GEDANKEN zum 4. Todestag von unserem geliebten Yannik.

 

4 Jahre ist es jetzt schon her, dass unser Yannik gestorben ist  – eine unglaublich lange Zeit – und trotzdem ist meine Trauer noch so unsagbar groß … während ich diese paar Wörter schreibe laufen mir die Tränen, der Kloß im Hals wächst … mich quälen ein unsagbarer Schmerz und die Sehnsucht nach meinem Sohn – viele von euch kennen diesen Schmerz … diese Sehnsucht … dieser Schmerz, der nicht zu kontrollieren ist -  der sich in der Brust ausbreitet und viele, viele Tränen verursacht … die Sehnsucht, das geliebte Kind in den Arm zu nehmen, den gemeinsamen Alltag zu erleben!!

 

Die Trauer gehört nun seit vier Jahren zu meinem Leben und hat mich sehr verändert und geprägt. Schon vor Yanniks Engelsreise war unser gemeinsames Leben kein normales Leben … denn Yannik war durch seine Muskelerkrankung ein „besonderes“ – ein behindertes Kind.
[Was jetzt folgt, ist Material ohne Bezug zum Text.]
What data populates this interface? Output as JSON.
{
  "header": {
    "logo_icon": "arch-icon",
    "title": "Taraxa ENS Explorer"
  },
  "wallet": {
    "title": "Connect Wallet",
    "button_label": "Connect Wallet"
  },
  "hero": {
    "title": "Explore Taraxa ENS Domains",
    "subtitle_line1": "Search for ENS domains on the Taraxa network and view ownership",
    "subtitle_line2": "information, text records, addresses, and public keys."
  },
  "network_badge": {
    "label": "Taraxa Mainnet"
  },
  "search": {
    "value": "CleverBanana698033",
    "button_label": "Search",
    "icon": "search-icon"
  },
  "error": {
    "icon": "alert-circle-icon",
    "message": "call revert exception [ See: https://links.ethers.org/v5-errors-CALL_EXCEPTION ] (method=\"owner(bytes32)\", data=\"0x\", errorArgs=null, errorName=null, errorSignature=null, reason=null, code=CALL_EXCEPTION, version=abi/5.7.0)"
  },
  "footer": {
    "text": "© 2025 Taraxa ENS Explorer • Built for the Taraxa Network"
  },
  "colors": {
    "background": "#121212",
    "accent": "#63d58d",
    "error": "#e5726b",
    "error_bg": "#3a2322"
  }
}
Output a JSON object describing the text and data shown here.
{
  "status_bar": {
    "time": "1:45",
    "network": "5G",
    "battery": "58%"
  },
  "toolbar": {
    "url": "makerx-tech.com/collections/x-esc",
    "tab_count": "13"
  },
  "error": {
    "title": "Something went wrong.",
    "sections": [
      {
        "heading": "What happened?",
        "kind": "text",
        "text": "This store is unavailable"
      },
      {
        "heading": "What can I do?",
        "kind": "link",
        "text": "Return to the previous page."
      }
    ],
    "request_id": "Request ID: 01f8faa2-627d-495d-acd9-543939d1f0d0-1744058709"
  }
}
Yannik hat uns immer gezeigt, was wirklich wichtig ist im Leben – und wir sind so dankbar, dass wir ihn fast 10 Jahre lang durch sein viel zu kurzes Leben begleiten durften.

 

Nach Yanniks Tod haben wir an unsere Freunde, Bekannten, Verwandten und Kollegen ein paar Zeilen verschickt, die den Umgang mit uns trauernden Eltern erleichtern sollten – oder soll ich eher sagen, helfen sollten, uns zu verstehen???

 

Einiges hat sich seitdem verändert – vieles wird aber immer so bleiben, wie wir es „damals“ zu Papier gebracht haben …

 

… hier ein kleiner Rückblick dieser Zeilen und unsere Gefühle von heute

 

Geht behutsam mit uns um, denn wir sind schutzlos.

Die Wunde in uns, die Yanniks Tod gerissen hat, ist noch offen und noch bereit, weitere Verletzungen anzunehmen.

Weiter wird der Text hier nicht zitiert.